Non, certes, dans notre société nul ne vaut qu’en raison du peu de peine qu’il se donne pour vivre. Il est des professions dont le nom seul provoque le rire, il en est qu’on appelle libérales ; les autres sont donc viles ? Chose monstrueuse, ce n’est pas le travail qui honore l’homme, mais l’homme qui est tenu d’honorer le travail.

Jamais les classes ne furent aussi vivantes. Le comptoir, la boutique, — le salon, l’atelier, — l’homme du monde, l’homme du peuple, — les mains noircies, les mains blanches. Quel bourgeois tient en égale estime les travaux de l’ouvrier qui nettoie la rue et ceux de l’avocat ? Frère, dit ce beau parleur qui vient demander tes suffrages. — Dis-lui, Jacques Bonhomme, de t’admettre dans son intimité.

Et toujours il en sera de même tant que des créatures humaines seront dépourvues de toute instruction, tant que le crédit et l’outillage seront accaparés par quelques-uns, c’est-à-dire tant qu’il y aura des exploiteurs et des exploités.


Je t’ai raconté ton histoire et tes servitudes multiples, je t’ai promené dans les cavernes tortueuses du budget, je t’ai montré des centaines de millions engloutis par l’armée et le service de la dette, des millions et des millions dévorés par Napoléon III et ses grands seigneurs, l’instruction, la vraie dot du prolétaire, recevant à peine l’aumône, la justice impitoyable et dérisoire, le prêtre souverain, neuf années et demie données à la conscription, soustraites au travail. Tu as vu comme on t’oblige à payer ces dépenses ; après avoir suffi à tout le monde, je t’ai montré plus misérable que personne. Voyons, Jacques Bonhomme, crois-tu qu’il est temps d’en finir ? veux-tu du moins l’essayer ?

Sais-tu l’histoire de ce prodige de force qu’on appelait Samson ? Sa vigueur résidait dans ses cheveux ; pendant son sommeil, ses ennemis le tondirent, puis lui ayant crevé les yeux, ils l’envoyèrent à la meule.

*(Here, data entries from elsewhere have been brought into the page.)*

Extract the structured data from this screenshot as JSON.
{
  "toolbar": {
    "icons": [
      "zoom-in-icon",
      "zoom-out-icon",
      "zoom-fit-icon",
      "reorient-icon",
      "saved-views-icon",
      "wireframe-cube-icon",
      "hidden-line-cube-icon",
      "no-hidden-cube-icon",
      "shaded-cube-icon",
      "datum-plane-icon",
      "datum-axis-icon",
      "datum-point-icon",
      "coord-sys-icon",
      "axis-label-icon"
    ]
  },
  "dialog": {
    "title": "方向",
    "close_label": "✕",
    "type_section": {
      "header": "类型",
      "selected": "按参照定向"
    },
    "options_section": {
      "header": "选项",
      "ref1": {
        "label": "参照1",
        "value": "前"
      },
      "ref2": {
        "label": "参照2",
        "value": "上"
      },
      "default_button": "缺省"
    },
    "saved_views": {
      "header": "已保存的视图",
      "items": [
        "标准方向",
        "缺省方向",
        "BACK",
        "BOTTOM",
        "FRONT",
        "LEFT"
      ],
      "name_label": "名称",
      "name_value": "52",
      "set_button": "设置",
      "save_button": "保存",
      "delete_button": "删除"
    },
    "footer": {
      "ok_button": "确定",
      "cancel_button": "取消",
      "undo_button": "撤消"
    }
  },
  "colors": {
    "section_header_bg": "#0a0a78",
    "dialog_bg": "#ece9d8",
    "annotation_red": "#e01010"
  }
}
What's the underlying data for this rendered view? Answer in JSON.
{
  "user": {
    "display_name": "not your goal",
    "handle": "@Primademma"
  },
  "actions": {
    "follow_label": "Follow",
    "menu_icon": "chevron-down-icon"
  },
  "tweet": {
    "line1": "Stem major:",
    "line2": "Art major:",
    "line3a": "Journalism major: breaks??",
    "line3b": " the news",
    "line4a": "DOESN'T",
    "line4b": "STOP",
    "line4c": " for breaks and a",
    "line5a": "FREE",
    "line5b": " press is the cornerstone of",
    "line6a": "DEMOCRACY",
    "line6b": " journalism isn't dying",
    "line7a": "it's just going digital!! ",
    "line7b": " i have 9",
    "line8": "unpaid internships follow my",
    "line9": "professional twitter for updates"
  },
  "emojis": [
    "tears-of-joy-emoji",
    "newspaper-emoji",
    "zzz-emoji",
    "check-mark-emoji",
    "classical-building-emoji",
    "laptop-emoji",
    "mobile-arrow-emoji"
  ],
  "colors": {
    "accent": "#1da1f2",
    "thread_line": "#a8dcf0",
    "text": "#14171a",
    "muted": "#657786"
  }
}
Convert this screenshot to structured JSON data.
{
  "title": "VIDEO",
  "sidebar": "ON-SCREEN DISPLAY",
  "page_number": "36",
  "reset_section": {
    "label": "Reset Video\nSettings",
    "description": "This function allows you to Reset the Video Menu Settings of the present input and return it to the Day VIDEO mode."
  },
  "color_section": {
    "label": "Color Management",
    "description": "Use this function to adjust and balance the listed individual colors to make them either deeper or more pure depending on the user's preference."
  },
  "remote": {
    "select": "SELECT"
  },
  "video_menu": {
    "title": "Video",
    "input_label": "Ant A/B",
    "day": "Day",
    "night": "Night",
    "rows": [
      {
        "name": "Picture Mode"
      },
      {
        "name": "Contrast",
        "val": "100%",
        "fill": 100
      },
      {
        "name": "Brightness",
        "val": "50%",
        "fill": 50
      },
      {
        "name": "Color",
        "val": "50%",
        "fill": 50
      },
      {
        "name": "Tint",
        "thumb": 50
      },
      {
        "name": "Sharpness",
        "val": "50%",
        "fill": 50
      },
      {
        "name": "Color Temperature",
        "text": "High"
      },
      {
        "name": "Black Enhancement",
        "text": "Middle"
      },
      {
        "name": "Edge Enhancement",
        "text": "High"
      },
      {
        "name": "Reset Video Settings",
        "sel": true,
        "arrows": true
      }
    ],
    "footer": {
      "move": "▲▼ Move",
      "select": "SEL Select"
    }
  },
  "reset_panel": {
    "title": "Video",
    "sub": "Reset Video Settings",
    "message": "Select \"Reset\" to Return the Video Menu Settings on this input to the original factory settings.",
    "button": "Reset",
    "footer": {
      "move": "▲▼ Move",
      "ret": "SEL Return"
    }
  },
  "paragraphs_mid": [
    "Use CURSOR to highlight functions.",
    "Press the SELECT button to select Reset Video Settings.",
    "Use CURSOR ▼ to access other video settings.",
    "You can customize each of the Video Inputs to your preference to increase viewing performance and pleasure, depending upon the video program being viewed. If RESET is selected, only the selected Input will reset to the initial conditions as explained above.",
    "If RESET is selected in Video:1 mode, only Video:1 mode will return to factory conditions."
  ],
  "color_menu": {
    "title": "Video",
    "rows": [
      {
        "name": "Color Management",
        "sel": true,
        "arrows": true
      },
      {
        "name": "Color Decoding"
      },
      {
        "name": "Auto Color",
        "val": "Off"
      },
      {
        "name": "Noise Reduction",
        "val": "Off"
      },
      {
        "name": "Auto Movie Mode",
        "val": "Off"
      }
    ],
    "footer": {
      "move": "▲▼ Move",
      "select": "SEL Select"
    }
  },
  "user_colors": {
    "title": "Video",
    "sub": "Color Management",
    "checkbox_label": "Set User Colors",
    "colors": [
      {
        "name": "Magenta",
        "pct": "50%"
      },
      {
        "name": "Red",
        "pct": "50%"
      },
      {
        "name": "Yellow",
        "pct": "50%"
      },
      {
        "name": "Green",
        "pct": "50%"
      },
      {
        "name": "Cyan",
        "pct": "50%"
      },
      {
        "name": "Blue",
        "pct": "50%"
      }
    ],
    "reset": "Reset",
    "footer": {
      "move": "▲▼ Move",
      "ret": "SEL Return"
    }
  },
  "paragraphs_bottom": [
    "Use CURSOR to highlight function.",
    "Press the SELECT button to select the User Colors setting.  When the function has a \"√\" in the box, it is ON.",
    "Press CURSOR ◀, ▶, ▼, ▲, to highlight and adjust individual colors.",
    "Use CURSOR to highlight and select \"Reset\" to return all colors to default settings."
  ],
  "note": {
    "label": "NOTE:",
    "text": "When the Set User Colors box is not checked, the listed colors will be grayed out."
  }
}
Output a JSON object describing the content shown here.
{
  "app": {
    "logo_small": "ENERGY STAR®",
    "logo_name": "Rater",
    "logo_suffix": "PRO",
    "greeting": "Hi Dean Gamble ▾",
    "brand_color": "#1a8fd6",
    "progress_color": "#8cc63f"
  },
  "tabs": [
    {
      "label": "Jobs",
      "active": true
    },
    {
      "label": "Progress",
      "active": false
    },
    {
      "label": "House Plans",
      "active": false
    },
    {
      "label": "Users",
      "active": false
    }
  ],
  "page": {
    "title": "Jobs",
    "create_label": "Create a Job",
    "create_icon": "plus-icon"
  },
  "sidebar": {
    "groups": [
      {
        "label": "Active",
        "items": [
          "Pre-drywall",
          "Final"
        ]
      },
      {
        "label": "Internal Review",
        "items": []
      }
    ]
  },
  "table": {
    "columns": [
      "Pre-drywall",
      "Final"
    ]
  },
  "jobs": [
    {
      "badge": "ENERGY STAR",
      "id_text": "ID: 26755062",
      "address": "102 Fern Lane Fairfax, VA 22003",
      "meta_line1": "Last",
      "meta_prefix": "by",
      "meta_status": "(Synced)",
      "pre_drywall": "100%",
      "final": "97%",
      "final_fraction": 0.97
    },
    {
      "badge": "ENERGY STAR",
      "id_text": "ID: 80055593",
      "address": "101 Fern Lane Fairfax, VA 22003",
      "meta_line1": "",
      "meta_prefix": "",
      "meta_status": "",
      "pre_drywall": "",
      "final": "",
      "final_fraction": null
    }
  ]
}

Un jour, au milieu d’une immense fête, on le fit venir pour insulter à son malheur. Mais, depuis sa captivité, sa crinière avait repoussé. Calme, en apparence, au milieu des outrages, il se fait conduire entre les colonnes qui soutiennent la salle, et là, rappelant son ancienne vigueur, invoquant la vengeance et sa juste cause, il étreint la pierre, la secoue, la déracine, et, sous les débris de l’édifice, le héros ensevelit ses ennemis.

Laisse-toi guider, Jacques Bonhomme, et plus heureux que Samson qui périt avec ses adversaires, tu resteras debout sur les ruines des tiens.